A chapter which I think anyone making bras can benefit from is The Bridge Test. Norma does a great job of explaining in great detail how to do this while stressing that the space between an individuals breasts can vary greatly from person to person. The ideal fit for a bra is for the bridge to rest flat against your body. Now this is a bit difficult to do yourself so this is where a bra fitting buddy can be beneficial. Anyone who has tried to take accurate measurements themselves can attest to the fact it is better if you a have a measuring buddy when sizing a pattern.

A good friend and I had an amusing time following Norma's instructions to the tee. We actually followed her fitting techniques from start to finish. It was the perfect way to truly test the book. It helped my friend understand how a bra should correctly fit and I got to prove some points by attempting to fit what I knew to be totally wrong.

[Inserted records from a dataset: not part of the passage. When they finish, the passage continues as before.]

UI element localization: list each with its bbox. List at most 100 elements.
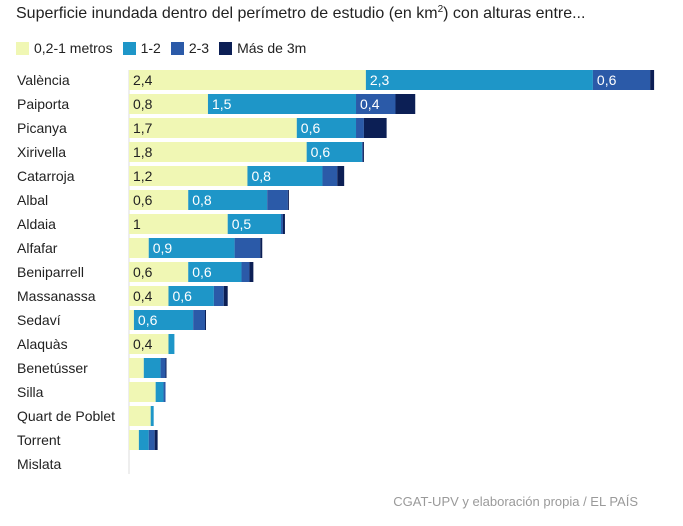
bar-segment <box>129 430 139 450</box>
bar-segment <box>365 70 593 90</box>
category-label: Benetússer <box>17 360 88 376</box>
legend-swatch <box>170 41 184 55</box>
bar-segment <box>356 94 396 114</box>
bar-segment <box>260 238 263 258</box>
bar-segment <box>129 166 248 186</box>
bar-segment <box>306 142 362 162</box>
bar-segment <box>160 358 166 378</box>
legend-swatch <box>16 41 29 55</box>
data-label: 0,6 <box>138 312 158 328</box>
bar-segment <box>241 262 250 282</box>
legend-item-2-3: 2-3 <box>170 40 210 56</box>
data-label: 0,4 <box>133 336 153 352</box>
bar-segment <box>129 142 307 162</box>
legend-item-1-2: 1-2 <box>122 40 161 56</box>
data-label: 0,6 <box>133 192 153 208</box>
category-label: Alfafar <box>17 240 58 256</box>
category-label: Aldaia <box>17 216 56 232</box>
bar-segment <box>148 238 235 258</box>
data-label: 1,5 <box>212 96 232 112</box>
chart-legend: 0,2-1 metros 1-2 2-3 Más de 3m <box>16 40 316 56</box>
bar-segment <box>287 190 289 210</box>
data-label: 0,5 <box>232 216 252 232</box>
bar-segment <box>129 94 208 114</box>
bar-segment <box>168 286 214 306</box>
bar-segment <box>165 358 167 378</box>
bar-segment <box>129 70 366 90</box>
bar-segment <box>148 430 155 450</box>
data-label: 0,4 <box>133 288 153 304</box>
category-label: Catarroja <box>17 168 75 184</box>
data-label: 0,8 <box>133 96 153 112</box>
data-label: 0,6 <box>301 120 321 136</box>
bar-segment <box>267 190 288 210</box>
bar-segment <box>163 382 166 402</box>
bar-segment <box>129 214 228 234</box>
category-label: Torrent <box>17 432 61 448</box>
bar-segment <box>129 262 189 282</box>
bar-segment <box>234 238 261 258</box>
legend-label: 2-3 <box>188 40 210 56</box>
category-label: Picanya <box>17 120 67 136</box>
bar-segment <box>356 118 364 138</box>
data-label: 0,6 <box>597 72 617 88</box>
bar-segment <box>129 334 169 354</box>
data-label: 0,6 <box>133 264 153 280</box>
bar-segment <box>129 190 189 210</box>
bar-segment <box>207 94 357 114</box>
source-credit: CGAT-UPV y elaboración propia / EL PAÍS <box>393 494 638 509</box>
bar-segment <box>155 382 164 402</box>
data-label: 1,8 <box>133 144 153 160</box>
bar-segment <box>650 70 655 90</box>
stacked-bar-chart: València 2,4 2,3 0,6 Paiporta 0,8 1,5 0,4 Picany… <box>17 70 655 474</box>
data-label: 0,6 <box>172 288 192 304</box>
category-label: Albal <box>17 192 48 208</box>
bar-segment <box>395 94 416 114</box>
category-label: Alaquàs <box>17 336 68 352</box>
data-label: 2,4 <box>133 72 153 88</box>
bar-segment <box>362 142 364 162</box>
legend-label: 1-2 <box>140 40 161 56</box>
data-label: 1,7 <box>133 120 153 136</box>
category-label: Xirivella <box>17 144 66 160</box>
category-label: València <box>17 72 70 88</box>
chart-title-superscript: 2 <box>437 4 444 15</box>
bar-segment <box>129 118 297 138</box>
bar-segment <box>154 430 158 450</box>
bar-segment <box>281 214 283 234</box>
bar-segment <box>296 118 357 138</box>
bar-segment <box>129 310 134 330</box>
bar-segment <box>282 214 285 234</box>
category-label: Silla <box>17 384 44 400</box>
category-label: Sedaví <box>17 312 61 328</box>
data-label: 1,2 <box>133 168 153 184</box>
bar-segment <box>168 334 175 354</box>
category-label: Beniparrell <box>17 264 84 280</box>
legend-item-0-2-1-metros: 0,2-1 metros <box>16 40 113 56</box>
bar-segment <box>188 262 242 282</box>
data-label: 1 <box>133 216 141 232</box>
bar-segment <box>227 214 282 234</box>
chart-title-main: Superficie inundada dentro del perímetro… <box>16 5 438 22</box>
data-label: 0,6 <box>192 264 212 280</box>
bar-segment <box>223 286 228 306</box>
bar-segment <box>205 310 206 330</box>
data-label: 0,6 <box>311 144 331 160</box>
bar-segment <box>138 430 149 450</box>
bar-segment <box>213 286 224 306</box>
bar-segment <box>322 166 338 186</box>
bar-segment <box>129 358 144 378</box>
data-label: 2,3 <box>370 72 390 88</box>
bar-segment <box>129 382 156 402</box>
bar-segment <box>129 406 151 426</box>
legend-swatch <box>219 41 233 55</box>
legend-swatch <box>122 41 136 55</box>
data-label: 0,4 <box>360 96 380 112</box>
chart-title-suffix: ) con alturas entre... <box>443 5 586 22</box>
category-label: Massanassa <box>17 288 96 304</box>
category-label: Quart de Poblet <box>17 408 115 424</box>
bar-segment <box>249 262 254 282</box>
bar-segment <box>361 142 363 162</box>
legend-label: 0,2-1 metros <box>34 40 113 56</box>
chart-title: Superficie inundada dentro del perímetro… <box>16 4 585 23</box>
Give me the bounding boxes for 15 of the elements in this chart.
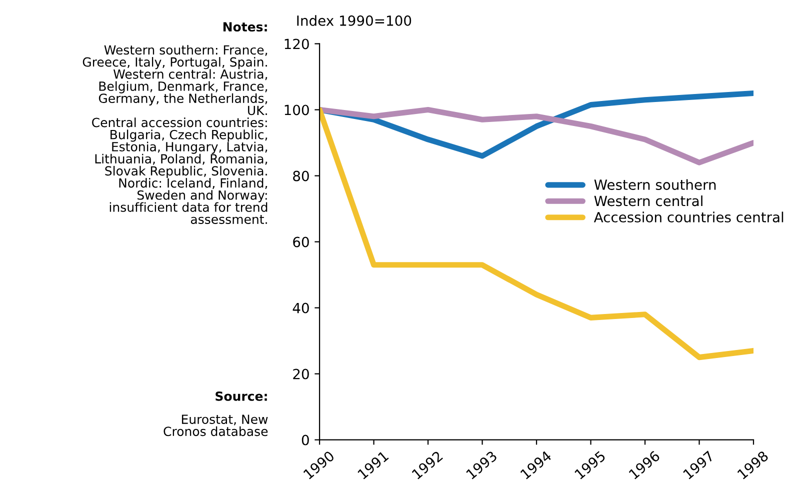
legend-label: Western central — [594, 195, 702, 206]
y-tick-label: 0 — [302, 434, 309, 446]
legend-label: Accession countries central — [594, 212, 784, 222]
y-tick-label: 120 — [284, 38, 309, 50]
y-tick-label: 60 — [293, 236, 309, 248]
legend-label: Western southern — [594, 179, 716, 190]
y-tick-label: 20 — [293, 368, 309, 380]
source-note: Source: — [216, 391, 267, 401]
y-tick-label: 40 — [292, 302, 309, 314]
text: Western southern: France, Greece, Italy, Portugal, Spain. Western central: Austria, Belgium, Denmark, France, Germany, the Netherlands, UK. Central accession countries: Bulgaria, Czech Republic, Estonia, Hungary, Latvia, Lithuania, Poland, Romania, Slovak Republic, Slovenia. Nordic: Iceland, Finland, Sweden and Norway: insufficient data for trend assessment. — [82, 44, 268, 224]
y-axis-title: Index 1990=100 — [297, 15, 412, 26]
text: Notes: — [223, 22, 267, 32]
y-tick-label: 100 — [284, 104, 309, 116]
text: Eurostat, New Cronos database — [164, 414, 268, 436]
y-tick-label: 80 — [293, 170, 309, 182]
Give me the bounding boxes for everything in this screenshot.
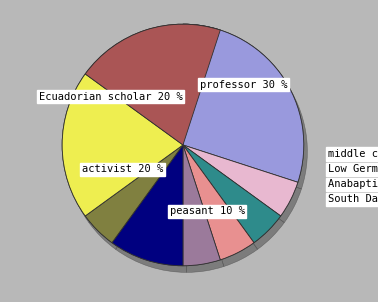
Wedge shape <box>187 152 257 266</box>
Wedge shape <box>187 31 307 189</box>
Text: middle child 5 %: middle child 5 % <box>328 149 378 159</box>
Text: Anabaptist 5 %: Anabaptist 5 % <box>328 179 378 189</box>
Text: professor 30 %: professor 30 % <box>200 79 287 90</box>
Text: activist 20 %: activist 20 % <box>82 164 163 174</box>
Wedge shape <box>116 152 187 272</box>
Wedge shape <box>62 74 183 216</box>
Wedge shape <box>183 145 220 266</box>
Wedge shape <box>89 152 187 249</box>
Wedge shape <box>85 24 220 145</box>
Wedge shape <box>183 145 281 243</box>
Wedge shape <box>187 152 224 272</box>
Wedge shape <box>183 24 304 182</box>
Wedge shape <box>187 152 284 249</box>
Wedge shape <box>85 145 183 243</box>
Wedge shape <box>183 145 298 216</box>
Text: Low German 5 %: Low German 5 % <box>328 164 378 174</box>
Wedge shape <box>183 24 304 182</box>
Text: Ecuadorian scholar 20 %: Ecuadorian scholar 20 % <box>39 92 182 102</box>
Wedge shape <box>183 145 220 266</box>
Wedge shape <box>89 31 224 152</box>
Wedge shape <box>183 145 281 243</box>
Wedge shape <box>62 74 183 216</box>
Wedge shape <box>112 145 183 266</box>
Text: peasant 10 %: peasant 10 % <box>170 206 245 217</box>
Wedge shape <box>183 145 254 260</box>
Wedge shape <box>85 145 183 243</box>
Wedge shape <box>112 145 183 266</box>
Wedge shape <box>85 24 220 145</box>
Wedge shape <box>183 145 254 260</box>
Wedge shape <box>187 152 302 223</box>
Wedge shape <box>183 145 298 216</box>
Text: South Dakota 5 %: South Dakota 5 % <box>328 194 378 204</box>
Wedge shape <box>66 81 187 223</box>
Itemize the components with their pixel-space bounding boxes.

She came away with a lot more knowledge on why she had a hard time finding bras that fit correctly and I got to practice how to best phrase certain questions when dealing with a client. Many people are not comfortable discussing measurements let alone ones for their intimate wear. Fitting ready to wear bras can be a challenge due to the intimacy involved but custom bra fitting can be even more intimate.

I would recommend this book it actually does Demystify various aspects of bras. The layout also makes it easy to reference when wanting to double check something be it for your own creations or to help explain the procedure of bra fitting to a client.

Tuesday, February 7, 2017

Pattern Review - Marlborough Bra

The Marlborough Bra by Orange Lingerie. This is a pattern I actually got a while ago but for some reason didn't get around to trying out. It is a nice pattern though the fit is a bit off for me. I changed up the pattern some by doing two straps. As I have mentioned I often have an issue with my straps sliding. So I revamped the pattern a bit and did two straps with them attached separately on the back band.

One of the other alterations I did to the pattern is using the bra frame for a 38", this provides a better fit for me. It seems in general that the 38" underwires sit better on my body, that is after I shorten them ;) so I thought lets just start with that size in the frame also and see how that fares. In general I have a tendency to like experimenting and testing theories of my own. So my experiment worked with this pattern on the band fit. I also went with the 38 cup size but I should of remembered to take a bit out of the arc of the cup as there is a smidge too much room there aka I don't quite fill them. The top of the cup fits smoothly and I like how they sit otherwise so next time I will reduce the arc slightly.    

To go with the bra I also made a basic pair of panties with a plain blue mesh back. The Marlborough pattern is good for someone who has some previous experience sewing bras, I wouldn't recommend it for a novice. Something that I like about it is that you can end up with very different looks without changing the pattern much.

Something to remember with bras is that no two women have the exact same proportions. I personally prefer a band size that is technically at least two sizes too big. I can get away with this partially due to the fact that I do not need much support compared to many women. As I have been experimenting with a variety of patterns I find what fits me best (most comfortably and still provides support) is not the recommended size by the designer. This is an issue I have with clothing in general, I have never been able to find something just off the rack that fits correctly without alterations. So my tendency is to buy too large and then alter as needed.